Herb Keinon
The Jerusalem Post
March 10, 2009 - 12:00am
http://www.jpost.com/servlet/Satellite?cid=1236603392622&pagename=JPost%2FJPArti...


Prime Minister-designate Binyamin Netanyahu has no intention of sidelining the Palestinian track in favor of a Syrian one, Dore Gold, one of Netanyahu's top foreign policy advisers, said Monday.

Gold's comments came the same day that Syrian President Bashar Assad said in an interview published in the United Arab Emirates daily Al-Khaleej that while a peace deal with Israel was possible, normal relations would only come about if Israel ended its conflict with the Palestinians.

"There will perhaps be an embassy and formalities, but if you want peace, then it has to be comprehensive. We give them the choice between comprehensive peace and a peace agreement which does not have any real value on the ground," Assad said in the interview, according to a Reuters report.

"There is a difference between a peace agreement and peace itself," he said. "A peace agreement is a piece of paper you sign. This does not mean trade and normal relations, or borders, or otherwise. Our people will not accept that, especially since there are half a million Palestinians in our country whose position remains unresolved.
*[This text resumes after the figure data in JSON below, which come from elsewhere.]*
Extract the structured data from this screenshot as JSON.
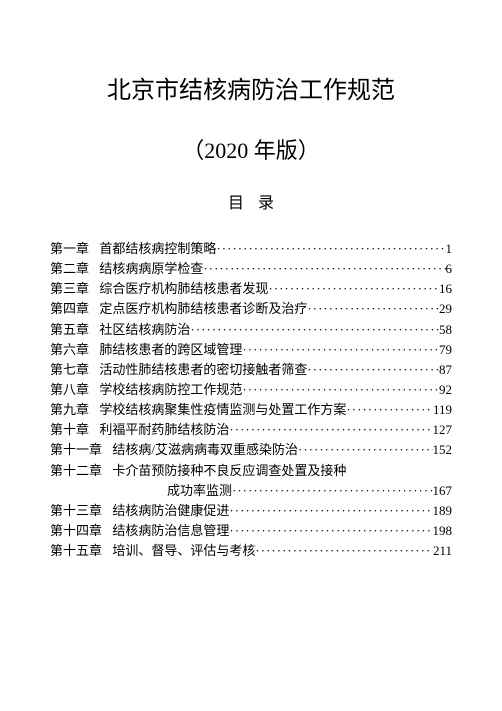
{
  "document": {
    "title": "北京市结核病防治工作规范",
    "subtitle": "（2020 年版）",
    "toc_heading": "目录",
    "text_color": "#000000",
    "background_color": "#ffffff",
    "title_fontsize": 24,
    "subtitle_fontsize": 22,
    "toc_heading_fontsize": 16,
    "toc_fontsize": 13
  },
  "toc": {
    "chapter_gap_em": 1,
    "entries": [
      {
        "chapter": "第一章",
        "title": "首都结核病控制策略",
        "page": "1"
      },
      {
        "chapter": "第二章",
        "title": "结核病病原学检查",
        "page": "6"
      },
      {
        "chapter": "第三章",
        "title": "综合医疗机构肺结核患者发现",
        "page": "16"
      },
      {
        "chapter": "第四章",
        "title": "定点医疗机构肺结核患者诊断及治疗",
        "page": "29"
      },
      {
        "chapter": "第五章",
        "title": "社区结核病防治",
        "page": "58"
      },
      {
        "chapter": "第六章",
        "title": "肺结核患者的跨区域管理",
        "page": "79"
      },
      {
        "chapter": "第七章",
        "title": "活动性肺结核患者的密切接触者筛查",
        "page": "87"
      },
      {
        "chapter": "第八章",
        "title": "学校结核病防控工作规范",
        "page": "92"
      },
      {
        "chapter": "第九章",
        "title": "学校结核病聚集性疫情监测与处置工作方案",
        "page": "119"
      },
      {
        "chapter": "第十章",
        "title": "利福平耐药肺结核防治",
        "page": "127"
      },
      {
        "chapter": "第十一章",
        "title": "结核病/艾滋病病毒双重感染防治",
        "page": "152"
      },
      {
        "chapter": "第十二章",
        "title": "卡介苗预防接种不良反应调查处置及接种",
        "continuation": "成功率监测",
        "page": "167"
      },
      {
        "chapter": "第十三章",
        "title": "结核病防治健康促进",
        "page": "189"
      },
      {
        "chapter": "第十四章",
        "title": "结核病防治信息管理",
        "page": "198"
      },
      {
        "chapter": "第十五章",
        "title": "培训、督导、评估与考核",
        "page": "211"
      }
    ]
  }
}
It is impossible under these terms to have peace in the natural sense."

Assad said it was in the Palestinians' interest to coordinate with Damascus regarding its talks with Israel, to avoid Israel's putting off a resolution with the Palestinians.

"We believe that if Israel signs [a peace agreement] with Syria, Israel will put away the Palestinian question," he said.

Gold, however, said he believed "Netanyahu has made it clear that presently he would like to focus on the Palestinian track."

He added that those who "suggest that he will begin by working on the negotiations with Syria are basing themselves on an inaccurate reading of Netanyahu's diplomacy in 1998, during his contacts with Damascus."

According to Gold, "there is an unfounded mythology that has gained some currency" that Netanyahu was willing to withdraw fully from the Golan Heights in 1998. "It is not true," he said.

That "mythology," however, is feeding those who say Netanyahu would prefer focusing on the Syrian track, rather than the Palestinian one.

Gold said that while contact with Arab countries was positive, it was necessary to see what the Syrian policy was, whether it could change, and whether Damascus would continue to support terrorist organizations. The new government, he said, would conduct a policy review and determine a position.

He said, however, that there seemed to be more opportunity on the Palestinian track at this point.

"But if you begin to run after the Syrian track with the same intensity, you won't achieve anything either there or here," he said.

Gold declined to comment on whether Netanyahu would like to continue using Turkey as an intermediary with Syria, saying that it was "premature" to talk about Netanyahu's policies on such matters.

He said there would "certainly" be a policy review that would include a detailed briefing on where the indirect talks with Syria led, and what the security and diplomatic establishments recommended.

Over the weekend, US Secretary of State Hillary Clinton, during a visit to Turkey, praised Ankara's mediation in talks between Syria and Israel last year.

"The importance of this track, the peace effort, cannot be overstated," she said.

Turkish Foreign Minister Ali Babacan said his country would be willing to resume its mediation role if the parties wanted it.

Despite anger in Jerusalem at the way Turkish Prime Minister Recep Tayyip Erdogan viciously criticized Israel over Operation Cast Lead, there is an understanding that the Turkish-Israeli alliance is an important one to safeguard, and the question of whether to give Turkey a role in the talks would probably hinge on whether this were deemed something that helped or hindered that alliance.

Some in Jerusalem believe that Assad's comments about wanting to coordinate positions with the Palestinians might have been made because he has internalized that the new Netanyahu government will want to begin with the Palestinian track, and that Assad was signaling that he was also still very much in the game.

Talks with Israel now, according to this assessment, would also help Assad deflect criticism likely to be aimed his way as a result of the tribunal on the assassination of former Lebanese president Rafik Hariri, which opened in The Hague on March 1.